Venda do estádio servirá para quitar dívidas trabalhistas do Guarani

Estadão Conteúdo

10 de junho de 2015 | 19h41

O Guarani deu mais um passo para a venda do Estádio Brinco de Ouro, em Campinas. Nesta terça-feira, em audiência no 15.º Tribunal de Justiça do Trabalho com todos os credores, os advogados do clube e os dois grupos interessados (a Magnum e a gaúcha Maxion), o tema foi mediado pela juíza Ana Cláudia Torres Vianna. A demorada reunião, perto de quatro horas, definiu as diretrizes para os pagamentos das dívidas trabalhistas com base na proposta feita pela atual parceira bugrina.

As dívidas executadas giram em torno de R$ 60 milhões. O acordo feito é que os credores que tem direito até R$ 100 mil receberão 100% dos direitos, enquanto os que têm dívidas acima de R$ 100 mil embolsarão 90% do valor a que têm direito. As partes chegaram a um acordo depois de horas de negociação. O pagamento deve acontecer à vista.

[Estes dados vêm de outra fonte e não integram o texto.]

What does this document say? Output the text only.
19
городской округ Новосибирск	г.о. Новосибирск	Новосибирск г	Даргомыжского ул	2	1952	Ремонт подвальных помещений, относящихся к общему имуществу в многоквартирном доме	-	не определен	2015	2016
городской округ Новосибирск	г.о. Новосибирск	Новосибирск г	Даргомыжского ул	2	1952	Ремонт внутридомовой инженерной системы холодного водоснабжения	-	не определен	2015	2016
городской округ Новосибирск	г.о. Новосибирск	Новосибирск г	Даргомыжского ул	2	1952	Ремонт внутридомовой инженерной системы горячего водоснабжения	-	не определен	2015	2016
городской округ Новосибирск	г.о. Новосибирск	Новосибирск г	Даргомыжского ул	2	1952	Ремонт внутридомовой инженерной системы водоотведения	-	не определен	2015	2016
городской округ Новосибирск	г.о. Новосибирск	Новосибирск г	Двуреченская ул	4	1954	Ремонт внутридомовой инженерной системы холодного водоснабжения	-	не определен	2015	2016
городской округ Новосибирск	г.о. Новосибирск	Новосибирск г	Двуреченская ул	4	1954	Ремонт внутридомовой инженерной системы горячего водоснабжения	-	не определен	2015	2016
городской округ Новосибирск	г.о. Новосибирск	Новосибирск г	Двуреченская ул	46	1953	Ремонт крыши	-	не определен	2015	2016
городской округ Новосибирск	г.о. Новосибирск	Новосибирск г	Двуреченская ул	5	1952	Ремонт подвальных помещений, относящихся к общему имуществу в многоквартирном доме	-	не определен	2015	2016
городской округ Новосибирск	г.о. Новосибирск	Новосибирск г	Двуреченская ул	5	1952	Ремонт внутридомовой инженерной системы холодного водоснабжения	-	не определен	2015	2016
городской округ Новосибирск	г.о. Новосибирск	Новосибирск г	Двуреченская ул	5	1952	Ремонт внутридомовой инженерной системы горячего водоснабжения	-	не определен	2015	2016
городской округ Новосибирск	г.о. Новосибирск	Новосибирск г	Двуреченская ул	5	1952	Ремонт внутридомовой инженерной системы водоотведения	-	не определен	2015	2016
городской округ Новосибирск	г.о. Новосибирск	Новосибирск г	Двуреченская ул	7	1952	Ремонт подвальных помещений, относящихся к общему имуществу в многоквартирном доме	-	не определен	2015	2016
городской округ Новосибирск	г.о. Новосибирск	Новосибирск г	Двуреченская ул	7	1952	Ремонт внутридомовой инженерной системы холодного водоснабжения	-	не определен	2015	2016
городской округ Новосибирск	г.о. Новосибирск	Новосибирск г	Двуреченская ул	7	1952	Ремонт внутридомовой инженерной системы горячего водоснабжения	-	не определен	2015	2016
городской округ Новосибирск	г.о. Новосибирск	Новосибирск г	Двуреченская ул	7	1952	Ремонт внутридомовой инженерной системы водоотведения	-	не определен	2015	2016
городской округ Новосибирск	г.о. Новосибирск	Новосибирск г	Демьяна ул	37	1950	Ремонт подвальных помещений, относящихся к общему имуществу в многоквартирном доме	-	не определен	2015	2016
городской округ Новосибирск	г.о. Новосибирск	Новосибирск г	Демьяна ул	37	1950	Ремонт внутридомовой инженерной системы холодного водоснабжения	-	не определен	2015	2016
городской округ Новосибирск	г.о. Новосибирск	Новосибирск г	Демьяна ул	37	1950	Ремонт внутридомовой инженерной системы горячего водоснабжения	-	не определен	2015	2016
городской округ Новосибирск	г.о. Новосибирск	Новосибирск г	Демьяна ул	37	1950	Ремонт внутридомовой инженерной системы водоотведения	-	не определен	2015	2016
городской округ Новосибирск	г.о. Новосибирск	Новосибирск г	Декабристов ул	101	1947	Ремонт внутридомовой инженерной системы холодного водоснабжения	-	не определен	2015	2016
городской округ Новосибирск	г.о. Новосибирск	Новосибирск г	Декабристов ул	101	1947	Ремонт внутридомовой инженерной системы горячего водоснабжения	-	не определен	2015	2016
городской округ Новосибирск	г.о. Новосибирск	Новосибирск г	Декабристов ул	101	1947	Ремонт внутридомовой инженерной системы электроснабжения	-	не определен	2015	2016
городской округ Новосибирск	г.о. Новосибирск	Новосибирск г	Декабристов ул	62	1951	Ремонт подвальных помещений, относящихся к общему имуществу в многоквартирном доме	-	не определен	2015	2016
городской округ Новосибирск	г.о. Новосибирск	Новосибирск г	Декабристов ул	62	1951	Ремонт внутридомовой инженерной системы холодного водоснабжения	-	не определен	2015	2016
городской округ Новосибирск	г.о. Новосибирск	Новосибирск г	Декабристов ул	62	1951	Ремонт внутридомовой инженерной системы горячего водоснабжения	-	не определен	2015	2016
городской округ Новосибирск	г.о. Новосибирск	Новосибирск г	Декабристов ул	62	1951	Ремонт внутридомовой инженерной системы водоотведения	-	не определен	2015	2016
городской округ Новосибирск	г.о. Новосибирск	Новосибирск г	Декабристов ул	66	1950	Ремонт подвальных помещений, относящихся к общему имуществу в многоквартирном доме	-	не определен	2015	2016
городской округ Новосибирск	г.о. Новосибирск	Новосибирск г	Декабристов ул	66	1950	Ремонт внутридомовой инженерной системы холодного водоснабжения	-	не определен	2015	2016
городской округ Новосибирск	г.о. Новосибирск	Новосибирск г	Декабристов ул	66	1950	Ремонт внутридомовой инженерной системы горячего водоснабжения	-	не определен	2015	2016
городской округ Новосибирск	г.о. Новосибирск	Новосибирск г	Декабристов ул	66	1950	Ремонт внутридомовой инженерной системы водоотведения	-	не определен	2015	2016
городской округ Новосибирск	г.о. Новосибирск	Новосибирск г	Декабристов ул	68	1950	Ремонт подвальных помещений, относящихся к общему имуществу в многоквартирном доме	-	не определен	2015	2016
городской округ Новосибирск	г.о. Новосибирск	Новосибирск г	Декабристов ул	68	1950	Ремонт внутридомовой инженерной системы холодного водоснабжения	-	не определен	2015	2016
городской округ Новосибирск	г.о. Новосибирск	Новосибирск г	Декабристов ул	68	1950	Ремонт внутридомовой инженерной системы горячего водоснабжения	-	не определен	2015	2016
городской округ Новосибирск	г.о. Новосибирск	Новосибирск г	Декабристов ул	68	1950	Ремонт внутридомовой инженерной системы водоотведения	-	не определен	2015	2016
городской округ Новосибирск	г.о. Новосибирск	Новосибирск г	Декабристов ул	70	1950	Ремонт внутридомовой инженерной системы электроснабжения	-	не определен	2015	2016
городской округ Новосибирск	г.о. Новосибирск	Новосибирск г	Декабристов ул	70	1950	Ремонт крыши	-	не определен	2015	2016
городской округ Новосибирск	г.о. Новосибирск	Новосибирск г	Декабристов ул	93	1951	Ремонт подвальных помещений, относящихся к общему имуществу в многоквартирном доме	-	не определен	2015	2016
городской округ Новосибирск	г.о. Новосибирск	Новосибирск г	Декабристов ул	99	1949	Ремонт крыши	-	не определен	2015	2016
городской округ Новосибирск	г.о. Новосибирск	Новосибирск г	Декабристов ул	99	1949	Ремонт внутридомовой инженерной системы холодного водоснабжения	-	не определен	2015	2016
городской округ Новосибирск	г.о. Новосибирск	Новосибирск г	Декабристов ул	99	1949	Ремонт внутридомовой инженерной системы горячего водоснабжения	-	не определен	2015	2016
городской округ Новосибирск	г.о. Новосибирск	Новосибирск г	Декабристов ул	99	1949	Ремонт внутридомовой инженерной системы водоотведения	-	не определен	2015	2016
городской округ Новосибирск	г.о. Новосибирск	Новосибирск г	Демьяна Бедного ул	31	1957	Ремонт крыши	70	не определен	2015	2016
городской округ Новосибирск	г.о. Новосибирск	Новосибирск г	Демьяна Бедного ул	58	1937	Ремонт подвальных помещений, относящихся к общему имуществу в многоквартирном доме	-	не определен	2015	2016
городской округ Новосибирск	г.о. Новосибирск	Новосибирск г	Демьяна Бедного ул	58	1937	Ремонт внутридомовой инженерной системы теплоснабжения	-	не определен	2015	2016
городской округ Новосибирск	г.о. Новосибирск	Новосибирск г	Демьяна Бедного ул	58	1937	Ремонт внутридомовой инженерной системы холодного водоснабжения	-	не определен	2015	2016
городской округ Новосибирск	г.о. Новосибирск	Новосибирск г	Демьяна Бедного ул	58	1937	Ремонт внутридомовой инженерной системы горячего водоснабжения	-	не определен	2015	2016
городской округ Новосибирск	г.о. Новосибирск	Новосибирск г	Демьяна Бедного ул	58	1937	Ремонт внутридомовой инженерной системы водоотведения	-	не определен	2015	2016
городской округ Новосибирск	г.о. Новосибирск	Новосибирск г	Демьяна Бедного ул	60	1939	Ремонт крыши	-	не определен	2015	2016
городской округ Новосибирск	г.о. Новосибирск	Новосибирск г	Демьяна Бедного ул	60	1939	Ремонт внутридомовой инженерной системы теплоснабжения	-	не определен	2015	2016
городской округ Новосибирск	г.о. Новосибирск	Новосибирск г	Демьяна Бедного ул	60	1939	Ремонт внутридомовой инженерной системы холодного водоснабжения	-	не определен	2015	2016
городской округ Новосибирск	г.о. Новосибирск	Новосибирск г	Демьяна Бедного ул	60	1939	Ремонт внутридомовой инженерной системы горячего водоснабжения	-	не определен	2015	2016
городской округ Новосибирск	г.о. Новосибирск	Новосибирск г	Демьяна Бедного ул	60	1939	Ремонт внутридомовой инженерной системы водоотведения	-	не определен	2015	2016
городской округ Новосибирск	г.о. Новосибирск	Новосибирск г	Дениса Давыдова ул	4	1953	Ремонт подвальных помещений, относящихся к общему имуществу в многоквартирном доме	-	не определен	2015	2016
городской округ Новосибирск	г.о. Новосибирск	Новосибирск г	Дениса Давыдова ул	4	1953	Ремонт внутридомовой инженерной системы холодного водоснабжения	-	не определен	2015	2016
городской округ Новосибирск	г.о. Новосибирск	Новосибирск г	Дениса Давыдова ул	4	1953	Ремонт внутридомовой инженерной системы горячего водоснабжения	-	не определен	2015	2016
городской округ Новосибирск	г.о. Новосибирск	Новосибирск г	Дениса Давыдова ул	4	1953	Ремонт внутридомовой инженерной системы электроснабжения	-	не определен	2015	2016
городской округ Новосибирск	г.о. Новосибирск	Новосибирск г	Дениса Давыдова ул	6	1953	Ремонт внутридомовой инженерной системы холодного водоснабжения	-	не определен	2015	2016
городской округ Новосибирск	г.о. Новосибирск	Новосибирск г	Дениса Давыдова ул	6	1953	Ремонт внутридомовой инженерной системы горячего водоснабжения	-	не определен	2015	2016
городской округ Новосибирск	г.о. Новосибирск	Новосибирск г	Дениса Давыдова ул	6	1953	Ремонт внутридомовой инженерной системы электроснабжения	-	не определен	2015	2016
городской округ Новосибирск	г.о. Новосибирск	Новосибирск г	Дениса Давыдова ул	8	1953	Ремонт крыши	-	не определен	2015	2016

"Depois de longas horas de audiência, os credores encontraram uma forma fazer o pagamento. A proposta de intenção de ficar com o Brinco e fazer o pagamento dos credores foi aqui. O arrematante esteve aqui, eles não acham viável o pagamento da forma que os credores aceitaram", afirmou o juíza.

O dinheiro para o pagamento será adiantado pela Magnum e, posteriormente, descontado dos 14% do Valor Geral da Venda (VGV) que a empresa destinaria ao clube após a venda do Estádio Brinco de Ouro e construção dos novos investimentos imobiliários no local, descartando o shopping e o hotel. Não há um valor concreto. A previsão é que o VGV possa chegar até a R$ 2,3 bilhões, mas não há garantias.

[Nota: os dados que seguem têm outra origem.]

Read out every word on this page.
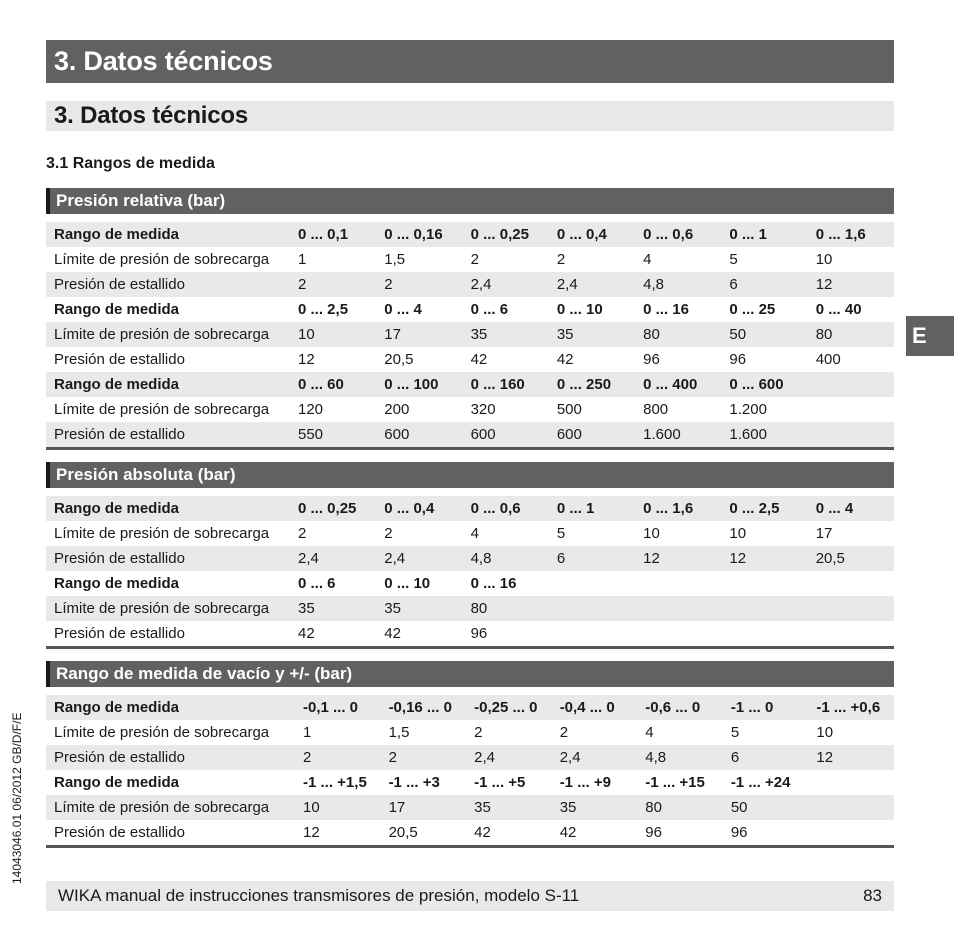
3. Datos técnicos
3. Datos técnicos
3.1 Rangos de medida
Presión relativa (bar)
Rango de medida	0 ... 0,1	0 ... 0,16	0 ... 0,25	0 ... 0,4	0 ... 0,6	0 ... 1	0 ... 1,6
Límite de presión de sobrecarga	1	1,5	2	2	4	5	10
Presión de estallido	2	2	2,4	2,4	4,8	6	12
Rango de medida	0 ... 2,5	0 ... 4	0 ... 6	0 ... 10	0 ... 16	0 ... 25	0 ... 40
Límite de presión de sobrecarga	10	17	35	35	80	50	80
Presión de estallido	12	20,5	42	42	96	96	400
Rango de medida	0 ... 60	0 ... 100	0 ... 160	0 ... 250	0 ... 400	0 ... 600	
Límite de presión de sobrecarga	120	200	320	500	800	1.200	
Presión de estallido	550	600	600	600	1.600	1.600	
Presión absoluta (bar)
Rango de medida	0 ... 0,25	0 ... 0,4	0 ... 0,6	0 ... 1	0 ... 1,6	0 ... 2,5	0 ... 4
Límite de presión de sobrecarga	2	2	4	5	10	10	17
Presión de estallido	2,4	2,4	4,8	6	12	12	20,5
Rango de medida	0 ... 6	0 ... 10	0 ... 16				
Límite de presión de sobrecarga	35	35	80				
Presión de estallido	42	42	96				
Rango de medida de vacío y +/- (bar)
Rango de medida	-0,1 ... 0	-0,16 ... 0	-0,25 ... 0	-0,4 ... 0	-0,6 ... 0	-1 ... 0	-1 ... +0,6
Límite de presión de sobrecarga	1	1,5	2	2	4	5	10
Presión de estallido	2	2	2,4	2,4	4,8	6	12
Rango de medida	-1 ... +1,5	-1 ... +3	-1 ... +5	-1 ... +9	-1 ... +15	-1 ... +24	
Límite de presión de sobrecarga	10	17	35	35	80	50	
Presión de estallido	12	20,5	42	42	96	96	
E
14043046.01 06/2012 GB/D/F/E
WIKA manual de instrucciones transmisores de presión, modelo S-11	83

Após este encontro na Justiça, Guarani, Maxion e Magnum ficarão no aguardo sobre o próximo passo da juíza. Baseada em todos os encontros, ela deverá ficar entre duas situações: confirmar a arrematação da Maxion por R$ 105 milhões e negar os embargos de arrematação em primeira instância; ou então anular o leilão e aceitar a proposta da Magnum.

Independente de qual decisão será tomada, a tendência é de que esta batalha jurídica se arraste por anos. O que foi garantido, nesta quarta-feira, com a assinatura da ata, porém, é o pagamento das dívidas trabalhistas. A decisão da juíza está marcada para o próximo dia 17.

Se a Maxiom for vencedora na Justiça, a MMG terá que ser ressarcida pela empresa pela quitação da dívida em juíza. A briga jurídica, então, poderia se arrastar, mas sem prejuízo dos credores trabalhistas.